On Thursday, the USDA released its monthly World Agricultural Supply and Demand Estimates (WASDE) report, showing corn is seeing increased exports and reduced stocks. Exports have been increased to 125 million bushels, and stocks have been lowered 125 million bushels from the January report.

On the other hand, soybean exports aren’t experiencing the same strength as cor. It’s been no secret that exports have been sluggish. Exports for the 2017-18 marketing year are down 60 million bushels to 2,100 million.

“It’s bad news, but all things considered, the market has held together pretty well,” said Joe Vaclavik, president of Standard Grain, during a Facebook live.

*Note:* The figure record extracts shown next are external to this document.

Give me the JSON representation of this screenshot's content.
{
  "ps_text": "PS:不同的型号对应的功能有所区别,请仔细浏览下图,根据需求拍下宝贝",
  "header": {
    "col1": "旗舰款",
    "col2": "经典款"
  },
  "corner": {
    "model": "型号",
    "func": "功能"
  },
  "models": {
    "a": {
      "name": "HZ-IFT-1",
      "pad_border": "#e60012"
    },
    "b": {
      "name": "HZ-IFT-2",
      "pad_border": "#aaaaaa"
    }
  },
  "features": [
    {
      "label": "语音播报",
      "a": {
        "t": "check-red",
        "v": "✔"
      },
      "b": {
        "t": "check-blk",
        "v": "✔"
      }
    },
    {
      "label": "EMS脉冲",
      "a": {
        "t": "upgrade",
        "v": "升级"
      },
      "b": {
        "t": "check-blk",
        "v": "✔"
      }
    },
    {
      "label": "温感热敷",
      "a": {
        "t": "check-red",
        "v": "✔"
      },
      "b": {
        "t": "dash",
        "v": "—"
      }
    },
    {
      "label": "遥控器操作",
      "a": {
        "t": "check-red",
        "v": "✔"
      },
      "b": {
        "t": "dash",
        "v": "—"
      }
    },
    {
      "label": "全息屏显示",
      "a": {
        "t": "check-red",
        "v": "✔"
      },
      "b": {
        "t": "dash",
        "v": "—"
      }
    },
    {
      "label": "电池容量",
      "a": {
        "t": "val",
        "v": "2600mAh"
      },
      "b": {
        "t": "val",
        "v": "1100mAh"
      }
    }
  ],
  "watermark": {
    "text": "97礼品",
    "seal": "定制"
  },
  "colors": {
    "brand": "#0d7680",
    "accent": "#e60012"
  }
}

There’s been rumors that the soybean crop in South America is strong in Brazil. Andy Shissler of S&W Trading says the USDA is looking at the weather situation in dry Argentina.

“If they don’t get rain in Argentina, you’re looking at a 7 to 10 million metric ton drop in production,” he said. “It could be even more than that. This next rain event, [it] need[s] to happen or it will be market changing on price.”

According to Kirk Hinz, meteorologist at BAMWX.com, this dry weather pattern could hang around until mid-February, or the rest of the month.

“Things will get worse before they get better,” he said on AgriTalk.

If this dry weather stays in Argentina, Shissler thinks the U.S. will see “a more dynamic market.”

“It could add a buck in beans,” he said. “With our weather here—it could be even more than that.”

While this price sounds better, there’s still a question of acreage. Some analysts believe soybean acres will top corn at upwards of 91.5 to 92 million acres. Vaclavik thinks with the price of December corn, the acreage mix will be 50/50 this year.

“I don’t see a big acreage rotation much different than last year—I don’t think there’s the incentive for either crop,” he said.

Corn exports in the WASDE report were especially impressive for Vaclavik. He said if this trend continues, farmers could see stronger corn prices, upwards of $4.

“You can figure the rest out, but you can’t make a market rally,” said Shissler.